Wed, April 7, 4:20 to 5:50pm EDT (4:20 to 5:50pm EDT), Virtual

Session Type: Paper Symposium

Abstract

In this symposium, we examine how children across cultures cope with everyday stressors, including challenging tasks, emotional distress and practical or emotional problems. Our symposium highlights the need to recognize that such coping reflects not only socialization processes but children’s developing knowledge and culturally based outlooks. Adopting an innovative methodology that captures the bi-directional nature of socialization processes, Talk 1 assesses real-time mother-child interactions that occur in solving a challenging puzzle task. Whereas Chinese mothers are less autonomy supportive than are US mothers, mothers from both cultural groups provide greater autonomy support in response to child’s defeat. Adopting a longitudinal design, Talk 2 assesses mother-child conversations and their relationship to children’s emotion knowledge and coping strategies in multiple home visits. Maternal references to behaviors have more negative impacts for European American children than Chinese immigrant children, whereas maternal references to internal states positively predict the variety of children’s coping strategies in both cultural groups. Talk 3 challenges past claims that East Asians tend to suppress their emotions.
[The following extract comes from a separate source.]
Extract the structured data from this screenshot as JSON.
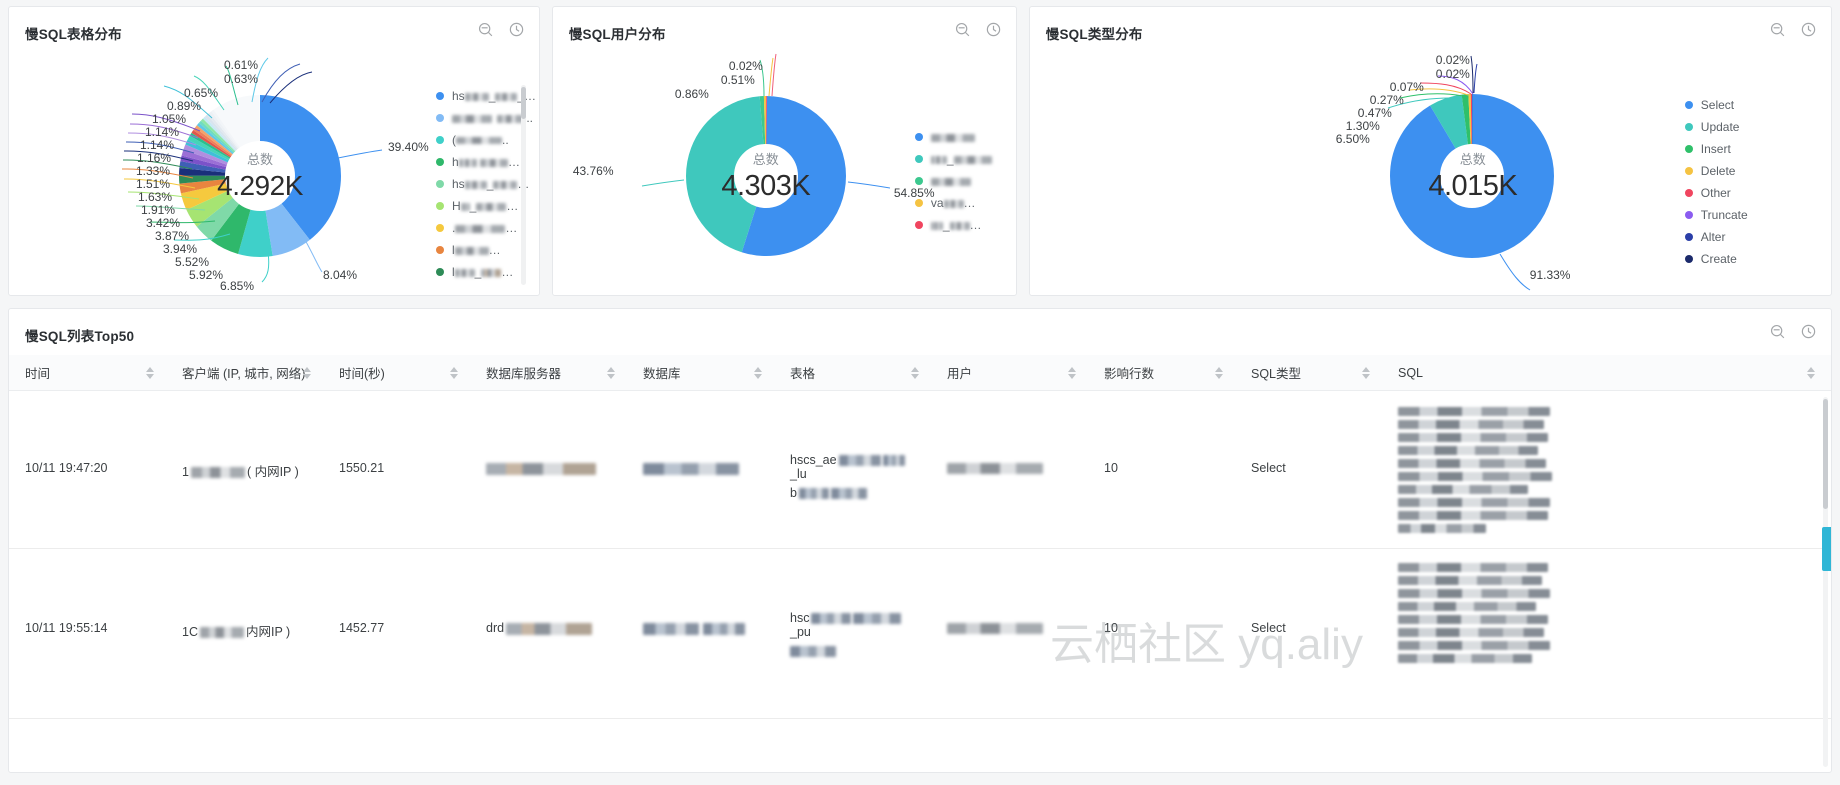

Study 1 shows that Chinese adults consider both emotional and practical aspects of everyday stressors as important, whereas European-American adults privilege the emotional aspects. Employing a creative story narration methodology, Study 2 shows that, among both adults and children, Chinese acknowledge negative emotions they are experiencing and engage in self-initiated coping of emotional stressors more frequently than Americans. Finally, an expert in culture and child development will discuss the implications these studies have for future research on coping and cultural psychology in general.